Os símbolos nacionais, antes de todos e depois cooptados pelo bolsonarismo, estão voltando. Na Copa do Mundo de 2022 o povo brasileiro começou a fazer as pazes com a camisa verde e amarela, um bom início. O governo tenta fazer a sua parte com um tom de conciliação, mas ainda insuficiente diante de tudo que o país viveu nos últimos anos.

Ainda existem muitos eleitores que vivem em um mundo irreal, criado com base em fake news e ódio. Basta olhar os grupos bolsonaristas nas redes sociais: notícias falsas sobre as eleições e as vacinas contra a Covid-19 (sim, ainda), prender o “Xandão”, medo do comunismo e as demais teorias da conspiração que todos já conhecemos. A campanha no momento é de “Fique em casa”, ironizando o lema da pandemia, em um boicote às comemorações deste ano.

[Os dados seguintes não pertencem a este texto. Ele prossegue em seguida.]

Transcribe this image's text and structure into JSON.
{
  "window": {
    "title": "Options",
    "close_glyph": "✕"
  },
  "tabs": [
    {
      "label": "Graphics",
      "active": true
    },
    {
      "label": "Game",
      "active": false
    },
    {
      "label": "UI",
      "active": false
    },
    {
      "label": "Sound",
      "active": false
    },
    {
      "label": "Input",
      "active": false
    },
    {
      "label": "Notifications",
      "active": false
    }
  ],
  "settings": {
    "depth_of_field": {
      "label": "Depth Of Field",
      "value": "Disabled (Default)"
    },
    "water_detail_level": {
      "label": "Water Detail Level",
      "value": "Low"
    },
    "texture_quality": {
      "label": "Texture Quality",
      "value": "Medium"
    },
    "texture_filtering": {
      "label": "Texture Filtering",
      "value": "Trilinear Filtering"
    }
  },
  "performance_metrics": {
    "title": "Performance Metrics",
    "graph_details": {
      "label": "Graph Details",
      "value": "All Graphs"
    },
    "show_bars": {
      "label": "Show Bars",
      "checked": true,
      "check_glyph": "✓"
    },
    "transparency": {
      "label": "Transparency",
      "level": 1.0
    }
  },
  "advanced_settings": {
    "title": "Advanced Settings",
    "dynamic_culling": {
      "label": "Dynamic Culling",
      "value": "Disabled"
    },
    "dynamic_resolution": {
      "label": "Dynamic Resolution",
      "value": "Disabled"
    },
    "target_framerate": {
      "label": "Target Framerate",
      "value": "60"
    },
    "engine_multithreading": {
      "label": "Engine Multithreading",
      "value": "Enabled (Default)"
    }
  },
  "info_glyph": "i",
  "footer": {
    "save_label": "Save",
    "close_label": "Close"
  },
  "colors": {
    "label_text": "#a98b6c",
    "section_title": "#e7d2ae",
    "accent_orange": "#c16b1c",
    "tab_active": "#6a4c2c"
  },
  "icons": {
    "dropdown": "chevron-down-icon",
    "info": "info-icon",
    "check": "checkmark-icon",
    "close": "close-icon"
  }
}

Tudo indica que vai levar muito tempo para o país voltar ao normal. Acho que ninguém sabe uma fórmula exata (talvez os psicólogos?) para que as pessoas voltem à realidade, deixem de acreditar em fake news absurdas e regressem ao convívio democrático saudável, em que políticos se veem como adversários e não inimigos mortais. É a tal avenida da democracia, como sublinhou o ministro Dino. 

Ainda estamos longe do cenário ideal. Mas, ao menos neste 7 de Setembro não corremos risco de um golpe de estado. Nem de ver o presidente puxando pra si mesmo um coro de teor sexual. Aos poucos, o dia volta a ser de festa, um dia do Brasil e dos brasileiros. De todos.